Caravan for Peace demands an end to drug war violence
A mix of activists and families of drug war violence victims demanding justice for the disappeared and murdered drew the Caravan for Peace’s tour to a close the evening of Sept. 12 in Washington, D.C.
The 6,000 mile, 27-day route brought the stories of family members living in the ruthless drug war’s grasp to national attention, forcing the US to take accountability for its role in the violence. The project began when founder and poet Javier Sicilia’s son and his friends were murdered in March 2011.
Before marching to Malcolm X park, victims of gun violence spoke out in solidarity with the family members grieving.
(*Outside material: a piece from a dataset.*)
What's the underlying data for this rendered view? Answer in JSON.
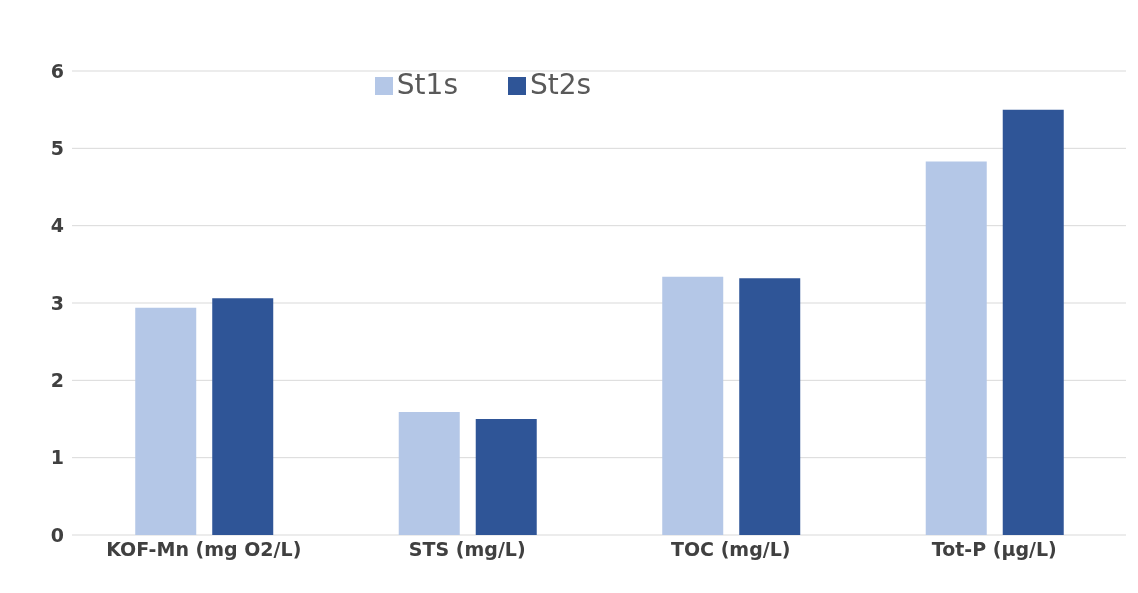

Mothers held recent photographs of their children who have been mutilated, burned with acid, beheaded, raped or who have disappeared without a trace.
Local social justice advocates walked to the Mexican consulate alongside Caravan members, as they silently tied white ribbons on the outside gate in remembrance of all victims of violence in Mexico.
Not only has the drug war failed in its attempt to reduce drug demand and end drug cartel violence, each year becomes deadlier and deadlier for Mexico.
- In 2010, there were 11,583 drug-related murders in Mexico.
- 70 percent of guns confiscated authorities are traced to the US within the past three years.
- The US National Drug Intelligence Center reported in 2008 that between $19 billion and $30 billion had poured into Mexico from the US.
- 3,103 lives were taken by violence in Ciudad, Juarez in 2010 alone.
- Since 2006, nearly 38,000 have been murdered and tens of thousands more have disappeared.